There was a degree of confusion on my part surrounding when to use toFixed and toPrecision. I had previously attempted to convert my rounded up, down and off numbers into strings and then subsequently search through each of these to find the decimal point (".") and then work out the amount of trailing numbers, in order to then generate the correct toFixed point.
However, this was very hit and miss, given that my random number could be up to 12 digits, so what I've now done is to properly utilise toPrecision instead. For each 'SF button' (1-4) I have used the corresponding toPrecision point, e.g for SF1:
sfRoundedTextBlock.innerHTML = sfRoundedTextBlock.innerHTML + '<p><strong>Number: </strong></br>' + String(genNumber) +
'</br>' + '<strong>Rounded down to ' + i + ' SF:</br></strong>' + downArray[i].toPrecision(1) + '</br>' +
'<strong>Rounded up to ' + i + ' SF:</br></strong>' + upArray[i].toPrecision(1) + '</br><strong>Rounded off to ' + i + ' SF:</br></strong>'
+ roundedArray[i].toPrecision(1) + '</br>' + '(See the scale below for why we choose <strong>' + roundedArray[i].toPrecision(1) + '</strong> as the rounded off value.)</p>';
//Add The new scale data (Rounded Down)
downTextBlock = document.getElementById('down');
document.getElementById("down").innerHTML = String(downArray[i].toPrecision(1));
//Add The new scale data (Rounded Up)
upTextBlock = document.getElementById('up');
document.getElementById("up").innerHTML = String(upArray[i].toPrecision(1));
This was now giving me accurate results on every occasion, but there was still one hurdle left to jump.
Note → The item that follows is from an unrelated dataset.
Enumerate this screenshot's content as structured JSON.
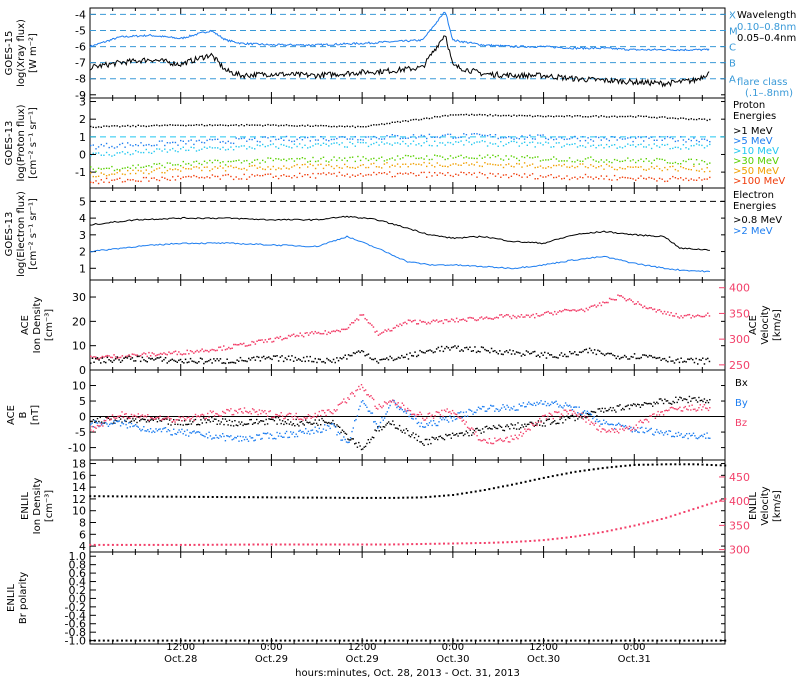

Occasionally I would reach a random scenario where scientific notation would have to be included in my outputted answer, e.g. 21819 rounded down to 1 SF, would read out at 2e+4 instead of 20000.
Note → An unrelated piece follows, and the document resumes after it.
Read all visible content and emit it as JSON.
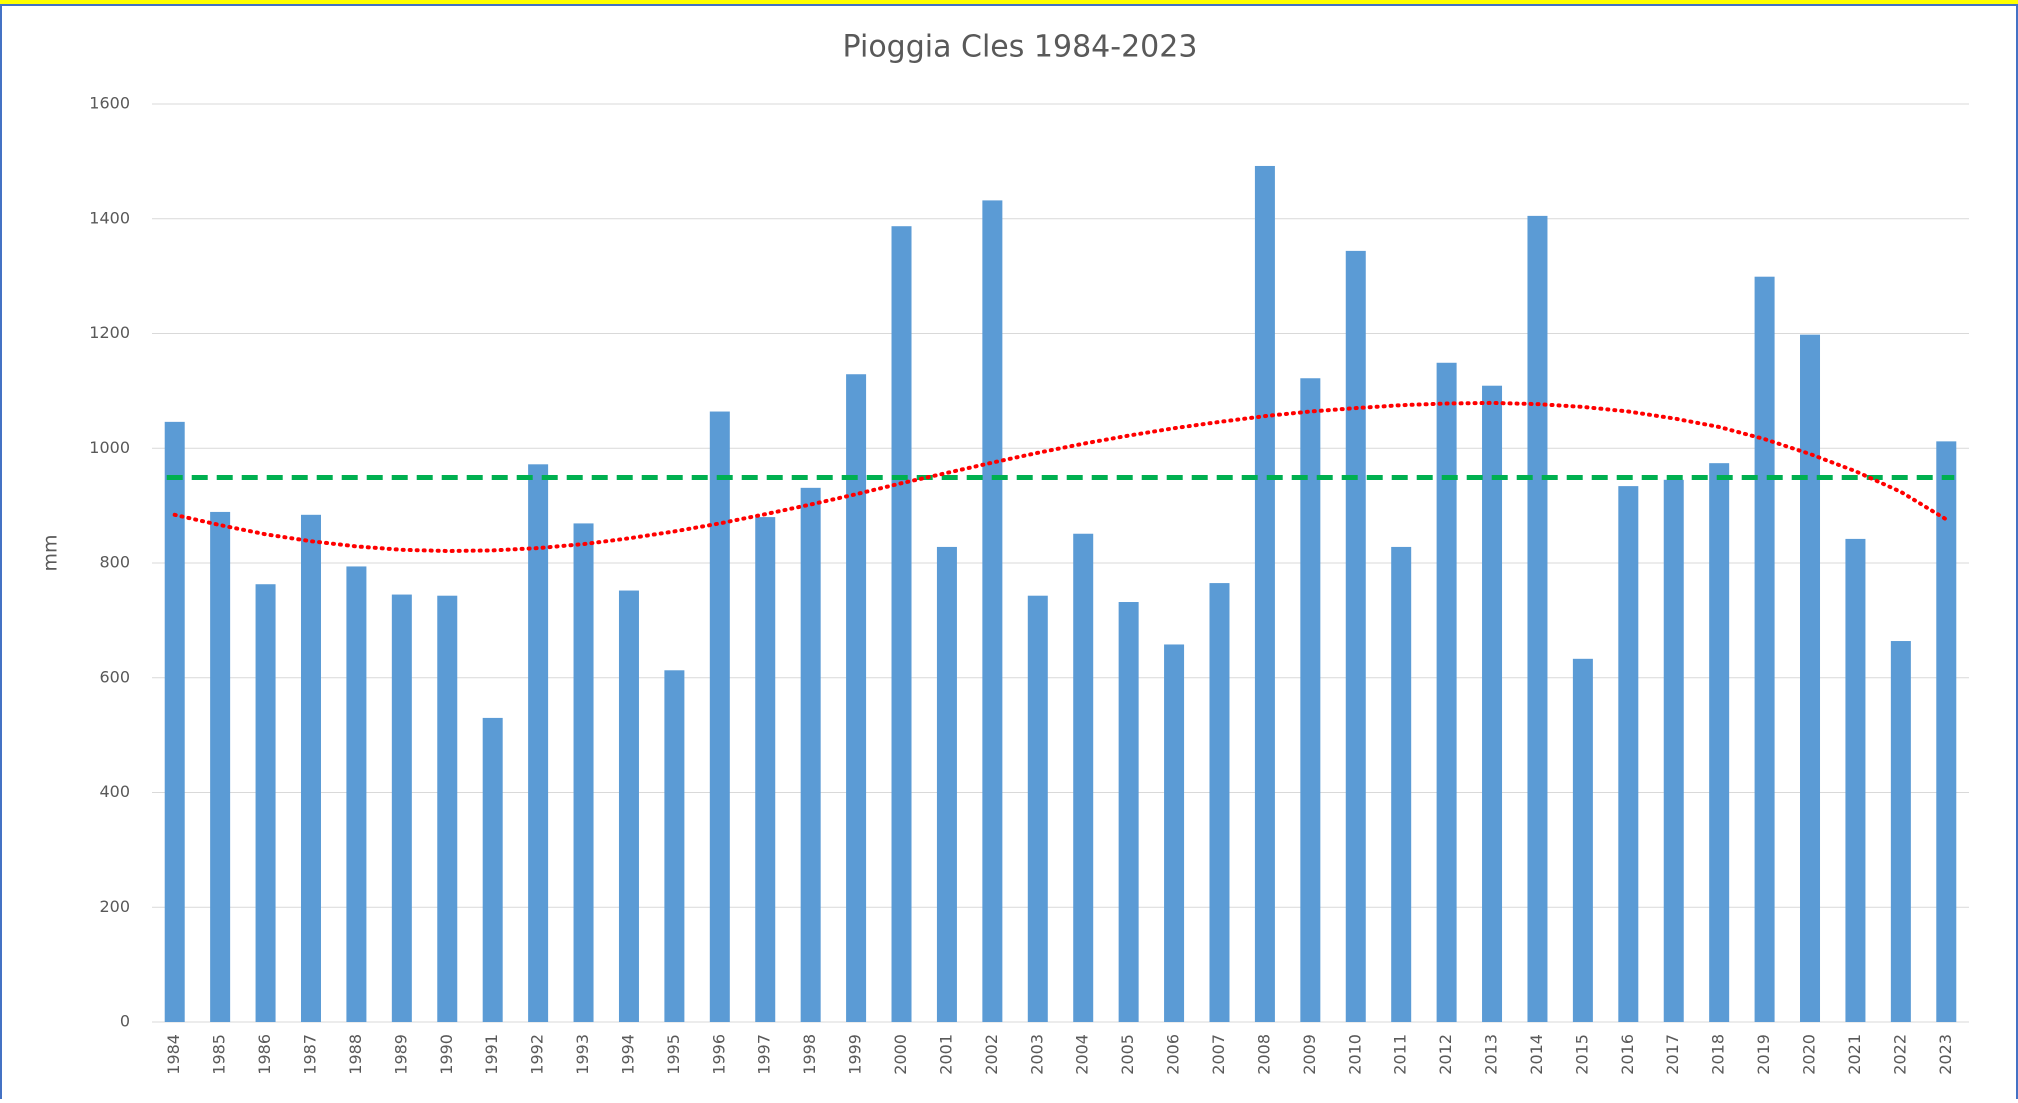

To combat this I setup my up, down and rounded figures into searchable strings, and then looked through these to find any illegal/scientific characters [a-z]. If I found any, I executed a slightly different version of my output which made use of parseFloat, which stripped out the scientific notation and displayed the correct figures:
//Convert Up, Down and Rounded into Strings based on their precision
var upString = String(upArray[i].toPrecision(1));
var downString = String(downArray[i].toPrecision(1));
var roundedString = String(roundedArray[i].toPrecision(1));
//Set up a regexp to search for characters [a-z], i.e. non-numeric
var regexp = /[a-z]/g;
//Search the up, down and rounded strings for non-numeric characters
var upResult = upString.match(regexp);
var downResult = downString.match(regexp);
var roundedResult = roundedString.match(regexp);
//If any of these strings contain a letter (non-numeric) we need to add in parseFloat to strip away the scientific notation included.
var containsChar = false;
if (upResult != null || downResult != null || roundedResult != null)
{
containsChar = true;
//alert("There is SN included here");
}
//Add The new data
sfRoundedTextBlock = document.getElementById('SFRounded');
if (containsChar == true)
{
sfRoundedTextBlock.innerHTML = sfRoundedTextBlock.innerHTML + '<p><strong>Number: </strong></br>' + String(genNumber) +
'</br>' + '<strong>Rounded down to ' + i + ' SF:</br></strong>' + parseFloat(downArray[i].toPrecision(1)) + '</br>' +
'<strong>Rounded up to ' + i + ' SF:</br></strong>' + parseFloat(upArray[i].toPrecision(1)) + '</br><strong>Rounded off to ' + i + ' SF:</br></strong>'
+ parseFloat(roundedArray[i].toPrecision(1)) + '</br>' + '(See the scale below for why we choose <strong>' + parseFloat(roundedArray[i].toPrecision(1)) + '</strong> as the rounded off value.)</p>';
//Add The new scale data (Rounded Down)
downTextBlock = document.getElementById('down');
document.getElementById("down").innerHTML = String(parseFloat(downArray[i].toPrecision(1)));
//Add The new scale data (Rounded Up)
upTextBlock = document.getElementById('up');
document.getElementById("up").innerHTML = String(parseFloat(upArray[i].toPrecision(1)));
}
Having tested this extensively it seems to be working as hoped.